Seitdem versuchten die indonesische Regierung und ihre Gesandten in Deutschland diese Aktivitäten systematisch zu bekämpfen und Pipit und seine Familie innerhalb der indonesischen Gemeinde zu isolieren. Als es anläßlich des Besuchs des indonesischen Präsidenten Suharto in Dresden im vergangenen Jahr zu einer Protestdemonstration kam, wurde er wiederum von offizieller indonesischer Seite beschuldigt, einer der Verantwortlichen gewesen zu sein. Alle neuankommenden Studenten werden vor dem „Vaterlandsverräter“ gewarnt.

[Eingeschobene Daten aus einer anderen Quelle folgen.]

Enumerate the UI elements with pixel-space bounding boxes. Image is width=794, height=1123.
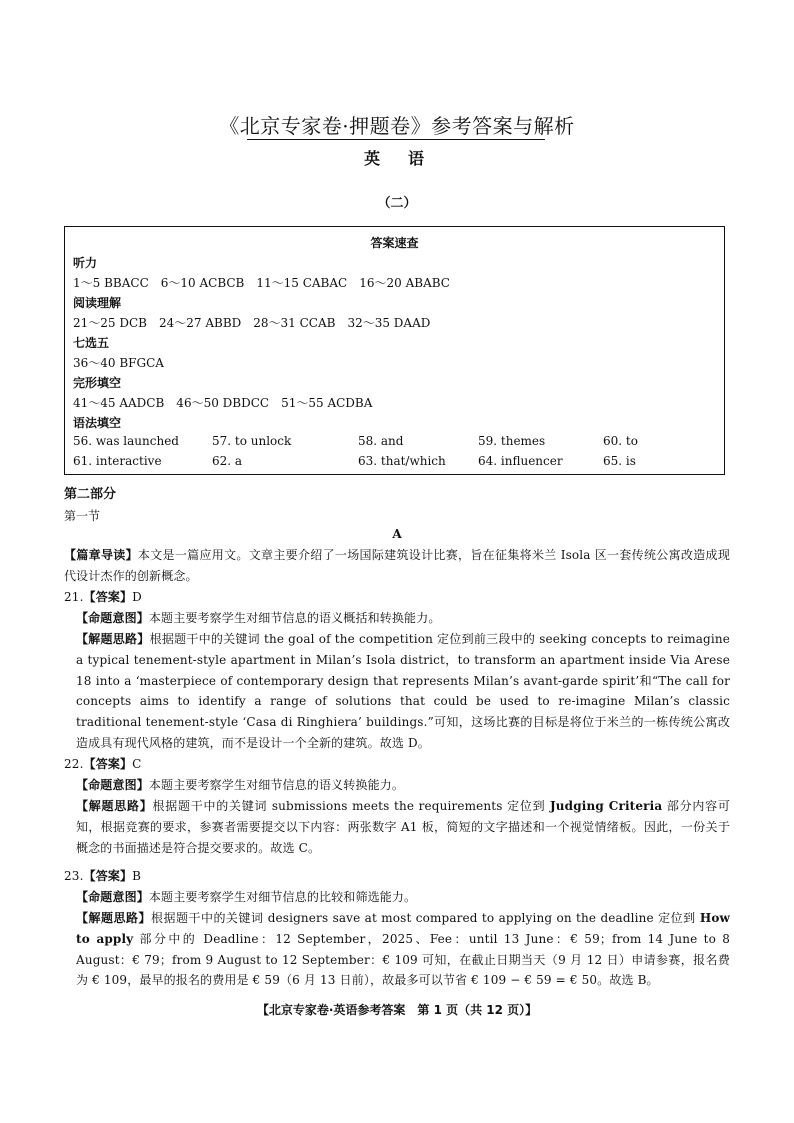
listening-label: 听力 — [73, 256, 98, 270]
reading-label: 阅读理解 — [73, 296, 122, 310]
grammar-fill-label: 语法填空 — [73, 416, 122, 430]
q23-reasoning-text-b: 部分中的 Deadline：12 September，2025、Fee：until 13 June：€ 59；from 14 June to 8 August：€ 79；from 9 August to 12 September：€ 109 可知，在截止日期当天（9 月 12 日）申请参赛，报名费为 € 109，最早的报名的费用是 € 59（6 月 13 日前），故最多可以节省 € 109 − € 59 = € 50。故选 B。 — [76, 931, 730, 988]
q21-number: 21. — [64, 590, 84, 604]
q22-number: 22. — [64, 757, 84, 771]
seven-choose-five-answers: 36～40 BFGCA — [73, 356, 164, 370]
section-one-heading: 第一节 — [64, 509, 101, 523]
grammar-answer: 56. was launched — [73, 434, 179, 448]
q21-answer-line — [64, 587, 730, 608]
q21-intent — [76, 608, 730, 629]
q22-reasoning-text-a: 根据题干中的关键词 submissions meets the requirements 定位到 — [152, 799, 550, 813]
grammar-answer: 63. that/which — [358, 454, 446, 468]
q22-reasoning-text-b: 部分内容可知，根据竞赛的要求，参赛者需要提交以下内容：两张数字 A1 板，简短的文字描述和一个视觉情绪板。因此，一份关于概念的书面描述是符合提交要求的。故选 C。 — [76, 799, 731, 855]
grammar-answer: 57. to unlock — [212, 434, 292, 448]
q22-answer: C — [132, 757, 142, 771]
q22-intent — [76, 775, 730, 796]
q21-reasoning-text: 根据题干中的关键词 the goal of the competition 定位到前三段中的 seeking concepts to reimagine a typical tenement-style apartment in Milan’s Isola district，to transform an apartment inside Via Arese 18 into a ‘masterpiece of contemporary design that represents Milan’s avant-garde spirit’和“The call for concepts aims to identify a range of solutions that could be used to re-imagine Milan’s classic traditional tenement-style ‘Casa di Ringhiera’ buildings.”可知，这场比赛的目标是将位于米兰的一栋传统公寓改造成具有现代风格的建筑，而不是设计一个全新的建筑。故选 D。 — [76, 632, 730, 750]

Diese Isolierungspolitik hat dazu geführt, daß von der heutigen Studentengeneration nur noch Vereinzelte den Weg in die Schöneberger Wohnung finden. Verwaist ist sie dennoch nicht. Reni und Pipit halten engen Kontakt mit indonesischen Oppositionellen in ganz Europa. Intellektuelle, Künstler und politische Aktivisten aus Indonesien sind hier zu Gast, um aus der Heimat zu berichten.
Die kritische Haltung, die Pipit gegenüber der indonesischen Regierung an den Tag legte, führte schließlich auch dazu, daß er seinen Paß und damit das Aufenthaltsrecht in seinem Heimatland verlor. Danach wurde ihm von den deutschen Behörden ein sogenanntes Reisedokument als Ersatzpaß ausgestellt.
Das Schicksal des Exils teilt er mit seiner Frau Reni. Ursprünglich als Tochter des indonesischen Kulturattaches in Prag nach Europa gelangt, konnte die Familie Isa nach Errichtung der Militärdiktatur unter Suharto wegen zu befürchtender Repressionen nicht in ihre Heimat zurückkehren. Die sechsköpfige Familie fand zunächst Aufnahme in der DDR, mußte sie aber 1976 verlassen, und suchte in Westberlin Asyl.
Am Spätnachmittag, wenn Pipit den langen Weg von seinem Arbeitsplatz als Sachbearbeiter im brandenburgischen Arbeitsministerium zurückgelegt hat, dann ist er mit Sicherheit zu Hause an seinem Computer anzutreffen. Das Schreiben ist für ihn in den letzten Jahren immer wichtiger geworden. Mit seinen Texten, die mythologische Themen mit politischen Kommentaren verbinden, will er unterhalten. Kürzlich ist eine Sammlung von Kurzgeschichten unter Pseudonym in Indonesien veröffentlicht worden. Das Buch erschien – ganz unauffällig – in einer humoristischen Buchreihe. Neue Veröffentlichungen sind jedoch – seitdem im Sommer 1994 eine Zeitschrift aus dem gleichen Verlag (u. a. wegen kritischer Berichterstattung über den Ankauf von Kriegsschiffen aus ehemaligen NVA-Beständen durch die indonesische Regierung) verboten wurde – in weite Ferne gerückt.
Die Familie würde gerne wieder in ihr Heimatland zurückkehren, wenn die Verhältnisse dies zulassen würden. Die Voraussetzung wäre eine Ablösung der jetzigen Militärdiktatur unter General Suharto. Doch auch das Regime, das diesem folgen könnte, erwarten beide mit einiger Skepsis. Es sei nicht garantiert, daß sich strukturell etwas an den Machtverhältnissen ändere.